Coperchio piceno con guerrieri intorno al totem da S.Severino Marche Museo Archeologico di Ancona |
"I Piceni sono giunti qui dalla Sabina, sotto la guida di un picchio che indicò il cammino ai capostipiti. Da ciò deriva il loro nome: essi infatti chiamano "picus" quest'uccello, e lo ritengono sacro a Marte." (Strabone. Geografia, 5,4,2).

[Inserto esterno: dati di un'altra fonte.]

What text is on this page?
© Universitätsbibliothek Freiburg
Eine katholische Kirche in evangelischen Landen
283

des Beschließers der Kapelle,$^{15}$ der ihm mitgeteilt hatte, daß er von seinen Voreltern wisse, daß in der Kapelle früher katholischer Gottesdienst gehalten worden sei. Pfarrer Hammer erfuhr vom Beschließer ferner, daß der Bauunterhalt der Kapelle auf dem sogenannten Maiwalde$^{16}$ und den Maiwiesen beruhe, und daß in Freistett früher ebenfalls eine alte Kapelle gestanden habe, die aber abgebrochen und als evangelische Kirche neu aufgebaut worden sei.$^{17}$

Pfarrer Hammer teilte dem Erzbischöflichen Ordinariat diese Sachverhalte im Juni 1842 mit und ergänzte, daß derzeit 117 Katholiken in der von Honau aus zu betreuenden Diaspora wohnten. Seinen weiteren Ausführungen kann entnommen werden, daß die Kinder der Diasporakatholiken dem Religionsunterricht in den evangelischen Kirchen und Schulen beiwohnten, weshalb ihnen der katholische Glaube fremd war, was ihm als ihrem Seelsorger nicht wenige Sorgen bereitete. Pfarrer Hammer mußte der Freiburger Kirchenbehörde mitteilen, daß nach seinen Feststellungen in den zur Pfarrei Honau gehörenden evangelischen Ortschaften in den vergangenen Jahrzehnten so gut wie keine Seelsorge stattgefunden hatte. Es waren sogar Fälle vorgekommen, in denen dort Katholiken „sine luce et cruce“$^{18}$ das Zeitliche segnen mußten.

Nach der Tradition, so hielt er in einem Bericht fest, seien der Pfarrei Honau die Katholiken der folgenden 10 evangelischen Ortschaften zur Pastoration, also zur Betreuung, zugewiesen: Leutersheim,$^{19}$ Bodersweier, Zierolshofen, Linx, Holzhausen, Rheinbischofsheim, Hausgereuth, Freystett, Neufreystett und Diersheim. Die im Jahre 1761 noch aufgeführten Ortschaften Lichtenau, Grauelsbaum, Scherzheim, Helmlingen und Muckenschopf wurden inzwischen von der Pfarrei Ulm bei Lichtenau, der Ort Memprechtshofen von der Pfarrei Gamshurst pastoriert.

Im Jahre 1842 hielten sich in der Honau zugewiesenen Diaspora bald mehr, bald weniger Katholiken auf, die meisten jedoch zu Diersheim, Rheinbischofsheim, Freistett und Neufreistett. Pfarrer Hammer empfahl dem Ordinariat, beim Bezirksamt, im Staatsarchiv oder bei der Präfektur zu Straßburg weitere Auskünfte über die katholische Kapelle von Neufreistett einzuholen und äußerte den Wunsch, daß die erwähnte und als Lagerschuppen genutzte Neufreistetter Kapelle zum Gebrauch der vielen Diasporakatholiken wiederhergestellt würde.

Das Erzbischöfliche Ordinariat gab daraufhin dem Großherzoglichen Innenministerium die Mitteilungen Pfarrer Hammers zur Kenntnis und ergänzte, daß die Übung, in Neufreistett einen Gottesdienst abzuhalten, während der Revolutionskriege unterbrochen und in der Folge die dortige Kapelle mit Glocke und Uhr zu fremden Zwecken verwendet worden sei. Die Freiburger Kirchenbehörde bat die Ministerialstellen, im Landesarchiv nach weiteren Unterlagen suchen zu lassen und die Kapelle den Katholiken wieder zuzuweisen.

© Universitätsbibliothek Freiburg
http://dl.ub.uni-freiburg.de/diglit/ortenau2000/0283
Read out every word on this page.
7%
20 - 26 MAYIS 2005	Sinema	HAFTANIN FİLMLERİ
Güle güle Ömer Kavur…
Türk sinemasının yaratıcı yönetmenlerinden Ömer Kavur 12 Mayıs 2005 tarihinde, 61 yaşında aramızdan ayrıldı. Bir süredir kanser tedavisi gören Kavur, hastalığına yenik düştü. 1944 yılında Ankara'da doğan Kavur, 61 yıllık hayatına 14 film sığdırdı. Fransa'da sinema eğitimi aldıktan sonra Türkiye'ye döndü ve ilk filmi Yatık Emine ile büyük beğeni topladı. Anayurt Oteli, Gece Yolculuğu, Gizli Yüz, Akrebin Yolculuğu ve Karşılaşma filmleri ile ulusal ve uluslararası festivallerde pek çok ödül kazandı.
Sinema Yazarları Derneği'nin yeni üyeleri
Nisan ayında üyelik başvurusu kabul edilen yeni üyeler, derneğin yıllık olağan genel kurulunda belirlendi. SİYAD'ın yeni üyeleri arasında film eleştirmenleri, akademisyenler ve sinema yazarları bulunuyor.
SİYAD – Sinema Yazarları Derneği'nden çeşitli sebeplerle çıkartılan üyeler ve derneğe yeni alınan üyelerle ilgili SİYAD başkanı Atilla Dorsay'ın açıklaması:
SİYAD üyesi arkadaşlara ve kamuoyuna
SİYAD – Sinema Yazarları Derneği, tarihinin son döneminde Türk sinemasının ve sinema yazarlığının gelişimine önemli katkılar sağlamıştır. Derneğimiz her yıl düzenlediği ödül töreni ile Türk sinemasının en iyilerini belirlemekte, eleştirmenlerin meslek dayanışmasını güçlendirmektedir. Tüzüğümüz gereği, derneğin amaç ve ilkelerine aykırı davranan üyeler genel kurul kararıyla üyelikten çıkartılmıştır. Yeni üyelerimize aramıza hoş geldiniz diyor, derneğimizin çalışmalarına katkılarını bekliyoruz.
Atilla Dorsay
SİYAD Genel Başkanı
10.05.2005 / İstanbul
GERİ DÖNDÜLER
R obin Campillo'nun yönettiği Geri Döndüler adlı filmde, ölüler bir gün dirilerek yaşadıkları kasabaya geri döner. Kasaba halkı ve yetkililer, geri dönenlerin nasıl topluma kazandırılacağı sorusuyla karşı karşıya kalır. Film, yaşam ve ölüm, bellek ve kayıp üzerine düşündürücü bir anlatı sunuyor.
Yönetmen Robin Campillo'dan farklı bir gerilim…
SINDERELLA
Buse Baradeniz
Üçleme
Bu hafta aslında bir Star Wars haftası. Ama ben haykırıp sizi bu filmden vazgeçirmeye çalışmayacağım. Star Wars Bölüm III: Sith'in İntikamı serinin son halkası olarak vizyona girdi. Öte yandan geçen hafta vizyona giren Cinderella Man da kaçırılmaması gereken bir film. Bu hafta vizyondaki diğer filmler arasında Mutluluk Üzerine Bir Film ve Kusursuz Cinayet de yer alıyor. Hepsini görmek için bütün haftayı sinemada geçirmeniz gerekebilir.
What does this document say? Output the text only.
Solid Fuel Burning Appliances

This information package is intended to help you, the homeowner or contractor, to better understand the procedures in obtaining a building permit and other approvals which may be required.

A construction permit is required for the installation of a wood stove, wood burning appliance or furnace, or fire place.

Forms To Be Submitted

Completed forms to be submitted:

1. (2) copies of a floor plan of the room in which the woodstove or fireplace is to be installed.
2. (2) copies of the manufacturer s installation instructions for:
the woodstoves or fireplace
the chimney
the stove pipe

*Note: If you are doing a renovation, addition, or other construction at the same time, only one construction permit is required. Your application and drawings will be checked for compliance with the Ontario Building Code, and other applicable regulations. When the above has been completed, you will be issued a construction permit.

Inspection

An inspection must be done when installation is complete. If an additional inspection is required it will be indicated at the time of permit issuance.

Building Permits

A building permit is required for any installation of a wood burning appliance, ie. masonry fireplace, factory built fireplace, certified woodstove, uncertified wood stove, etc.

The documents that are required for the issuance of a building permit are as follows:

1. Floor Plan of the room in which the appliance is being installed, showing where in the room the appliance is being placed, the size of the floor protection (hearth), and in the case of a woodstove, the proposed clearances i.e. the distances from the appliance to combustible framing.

La storiografica antica vuole che l'epopea dei Piceni, popolo
attualmente messo in luce più dai preziosi ritrovamenti archeologici che dagli
studi tradizionali, fosse inaugurata in tempi remoti sulla scia di ondate migratorie, cicliche e ritualizzate, conosciute con
il nome di "Primavere Sacre": spedizioni militari le cui origini
discendono da un retaggio culturale indoeuropeo tanto arcaico, quanto condiviso
da numerosi popoli del passato.
Sotto la guida di sciamani, abili interpreti dei fenomeni
naturali, alla fine dell'Età del Bronzo nuclei famigliari consacrati agli dei
si spinsero alla colonizzazione di terre lontane. É remoto il tempo in cui,
dall'età del Bronzo, mutamenti climatici e altre circostanze avverse,
credibilmente, costrinsero intere tribù di origine osco-umbra, forse
ascrivibili al popolo dei sabini, a spostarsi da un entroterra appenninico
divenuto gelido e improduttivo verso est. La scoperta di uno spazio geografico
fertile definibile come "medio Adriatico", sito in prossimità dei valichi
montani più battuti e di un mare ricco di risorse e relativamente calmo, a più
riprese spinse il "Popolo del Picchio", verso la sua terra promessa:
ampio spazio geografico circoscritto tra i fiumi Foglia (Pesaro) e Aterno
(Pescara), delimitato ad ovest dall'Appennino e bagnato a est dalle coste
adriatiche, il territorio definito "piceno" comprendeva non solo le
odierne Marche, bensì anche l'Abruzzo settentrionale. L'occupazione delle nuove
terre e la convivenza tra numerosi popoli, suddivisi su base clanica e distinti
dal punto di vista linguistico, etnico e culturale non dovette essere facile:
da sud spingeva il gruppo degli Iapigi che includeva i Messapi, i Peucezi e i
Dauni; la compagine dei sabellici, invece, a nord inglobava i Frentani, i
Marrucini, i Vestini, i Pretuzi...e i Piceni. Questi ultimi pare costituissero
l'entità culturale più consistente e definita del proprio gruppo di
riferimento.
Vaso multiplo da Grottazzolina e pettorale da Monteprandone (Ancona, Museo archeologico delle Marche) |
Piceni: "pikenes",
"Pikenói" (cit. Tolomeo), "Peuketetieis"
da cui picentini (cit. Strabone). Essi stessi, alludono le iscrizioni di Penna
Sant'Andrea, (Museo Nazionale di Chieti), si sarebbero definiti "Púpúnís". Lo storico
Plutarco, inoltre, definì l'area del Piceno con il termine inedito di
"Picenide", a identificare definitivamente la maggior parte dei suoi
abitanti come "Piceni" ossia un insieme di popoli accomunati dalla
stessa koiné che, dopo aver occupato
il medio Adriatico, diedero vita a numerosi centri organizzati su base tribale:
centri che, che pur costituendo all'occorrenza compagini confederate, non giunsero
mai a costituire un'unità culturale, tanto meno una vera capitale.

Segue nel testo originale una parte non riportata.